Песня была тут же исполнена нами под аккомпанемент на гитаре (Володя тогда еще только учился этому немудреному искусству) его соседям по квартире и даже вызвала смех».
Не исключено, что друзья по Большому Каретному помогли Высоцкому в выборе профессии. У Левона Кочаряна был собственный похожий опыт. Прежде чем стать режиссером, он некоторое время учился в училище гражданской авиации, потом в 1947 году, вместе с Юлианом Семеновым и Владимиром Цветовым, — в Институте востоковедения, потом — на юридическом, закончил МГУ, затем — Высшие оперативные курсы и работал какое-то время в МУРе. И все же ушел в кинематограф, став незаменимым на «Мосфильме» вторым режиссером — «первым среди вторых».
Артур Макаров тоже не сразу стал киносценаристом. Он два года учился в Саратовском танковом училище, выступал на ринге и был чемпионом по боксу Приволжского военного округа, пока на учениях не обрушился ему на голову ствол башенной пушки. В результате — комиссовали из армии, и он после получения необходимого тогда рабочего стажа поступил в Литературный институт. Потом был изгнан из «кузницы советских писателей» вместе с Беллой Ахмадулиной и Леонидом Завальнюком за отказ подписать письмо против Б.Пастернака и защищал диплом, продолжая учиться на заочном отделении.
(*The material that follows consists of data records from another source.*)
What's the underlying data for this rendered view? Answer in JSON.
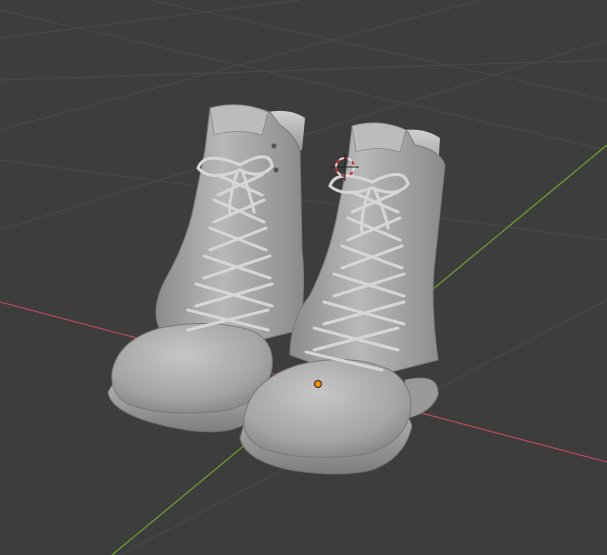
{
  "viewport": {
    "mode": "3D Viewport",
    "shading": "solid",
    "background_color": "#3d3d3d",
    "grid_color": "#4a4a4a",
    "x_axis_color": "#b34a57",
    "y_axis_color": "#6b9a2e",
    "origin_color": "#ff8c00",
    "cursor_color": "#cc3333"
  },
  "scene": {
    "objects": [
      {
        "name": "boot-left",
        "type": "mesh",
        "material_color": "#a8a8a8"
      },
      {
        "name": "boot-right",
        "type": "mesh",
        "material_color": "#a8a8a8"
      }
    ]
  }
}
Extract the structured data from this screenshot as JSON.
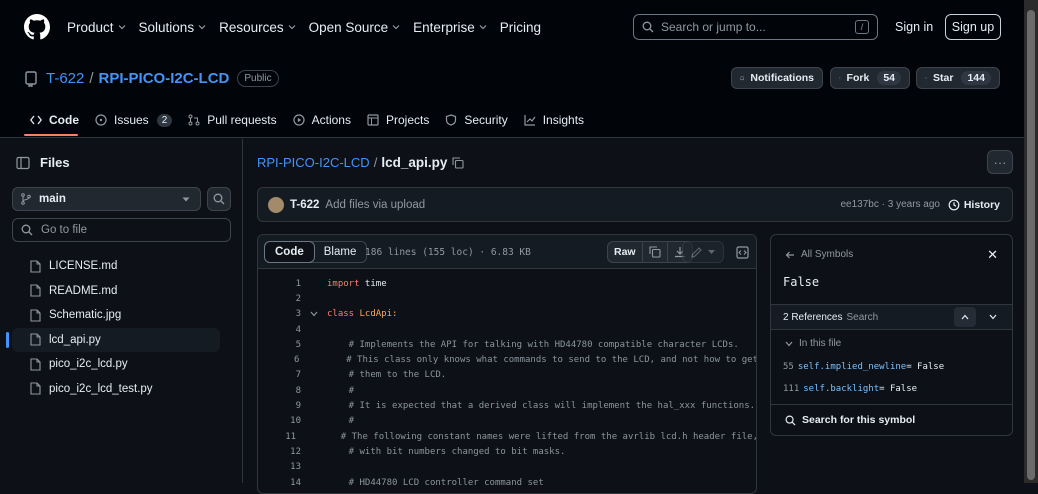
{
  "header": {
    "nav": [
      "Product",
      "Solutions",
      "Resources",
      "Open Source",
      "Enterprise",
      "Pricing"
    ],
    "search_placeholder": "Search or jump to...",
    "search_shortcut": "/",
    "signin": "Sign in",
    "signup": "Sign up"
  },
  "repo": {
    "owner": "T-622",
    "separator": "/",
    "name": "RPI-PICO-I2C-LCD",
    "visibility": "Public",
    "notifications_label": "Notifications",
    "fork_label": "Fork",
    "fork_count": "54",
    "star_label": "Star",
    "star_count": "144"
  },
  "tabs": [
    {
      "label": "Code",
      "icon": "code-icon"
    },
    {
      "label": "Issues",
      "icon": "issue-icon",
      "count": "2"
    },
    {
      "label": "Pull requests",
      "icon": "pull-request-icon"
    },
    {
      "label": "Actions",
      "icon": "play-icon"
    },
    {
      "label": "Projects",
      "icon": "table-icon"
    },
    {
      "label": "Security",
      "icon": "shield-icon"
    },
    {
      "label": "Insights",
      "icon": "graph-icon"
    }
  ],
  "sidebar": {
    "title": "Files",
    "branch": "main",
    "goto_placeholder": "Go to file",
    "files": [
      "LICENSE.md",
      "README.md",
      "Schematic.jpg",
      "lcd_api.py",
      "pico_i2c_lcd.py",
      "pico_i2c_lcd_test.py"
    ],
    "active_index": 3
  },
  "breadcrumb": {
    "repo": "RPI-PICO-I2C-LCD",
    "separator": "/",
    "file": "lcd_api.py"
  },
  "commit": {
    "author": "T-622",
    "message": "Add files via upload",
    "meta": "ee137bc · 3 years ago",
    "history_label": "History"
  },
  "code": {
    "tab_code": "Code",
    "tab_blame": "Blame",
    "info": "186 lines (155 loc) · 6.83 KB",
    "raw_label": "Raw",
    "lines": [
      {
        "n": "1",
        "a": "import",
        "b": " time"
      },
      {
        "n": "2",
        "a": "",
        "b": ""
      },
      {
        "n": "3",
        "a": "class",
        "b": " LcdApi:"
      },
      {
        "n": "4",
        "a": "",
        "b": ""
      },
      {
        "n": "5",
        "a": "",
        "b": "    # Implements the API for talking with HD44780 compatible character LCDs."
      },
      {
        "n": "6",
        "a": "",
        "b": "    # This class only knows what commands to send to the LCD, and not how to get"
      },
      {
        "n": "7",
        "a": "",
        "b": "    # them to the LCD."
      },
      {
        "n": "8",
        "a": "",
        "b": "    #"
      },
      {
        "n": "9",
        "a": "",
        "b": "    # It is expected that a derived class will implement the hal_xxx functions."
      },
      {
        "n": "10",
        "a": "",
        "b": "    #"
      },
      {
        "n": "11",
        "a": "",
        "b": "    # The following constant names were lifted from the avrlib lcd.h header file,"
      },
      {
        "n": "12",
        "a": "",
        "b": "    # with bit numbers changed to bit masks."
      },
      {
        "n": "13",
        "a": "",
        "b": ""
      },
      {
        "n": "14",
        "a": "",
        "b": "    # HD44780 LCD controller command set"
      }
    ]
  },
  "symbols": {
    "back_label": "All Symbols",
    "close": "✕",
    "name": "False",
    "refs_label": "2 References",
    "refs_search": "Search",
    "in_file": "In this file",
    "refs": [
      {
        "line": "55",
        "pre": "self.implied_newline",
        "post": " = False"
      },
      {
        "line": "111",
        "pre": "self.backlight",
        "post": " = False"
      }
    ],
    "search_symbol": "Search for this symbol"
  },
  "colors": {
    "accent": "#4493f8",
    "tab_underline": "#f78166",
    "bg": "#0d1117"
  }
}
Так же и Андрей Тарковский. Начал с художественной школы, проучился несколько месяцев — бросил. Блестяще сдал экзамены в Институт востоковедения, хотя в школе учился кое-как, больше увлекался театральной самодеятельностью. В институте проучился всего полтора года — тоже бросил. После ухода из Института востоковедения был «сослан» матерью на Курейку с геологической партией, подальше от сомнительных друзей. Каждое его увлечение потрясало домашних, и они несколько успокоились только после его поступления во ВГИК.
Володя Акимов в течение пяти лет поступал во ВГИК. А когда наконец поступил — и именно на режиссерский, и именно к Михаилу Ромму, как мечтал, — его с первого курса взяли в армию.
Каждый искал себя в деле, которое могло стать любимым. Друзья разглядели талант у Владимира и подсказали правильное решение. Инна Кочарян вспоминает, что Высоцкий как-то сказал ей:
— Если бы не Лева и Толян, я бы остался в строительном.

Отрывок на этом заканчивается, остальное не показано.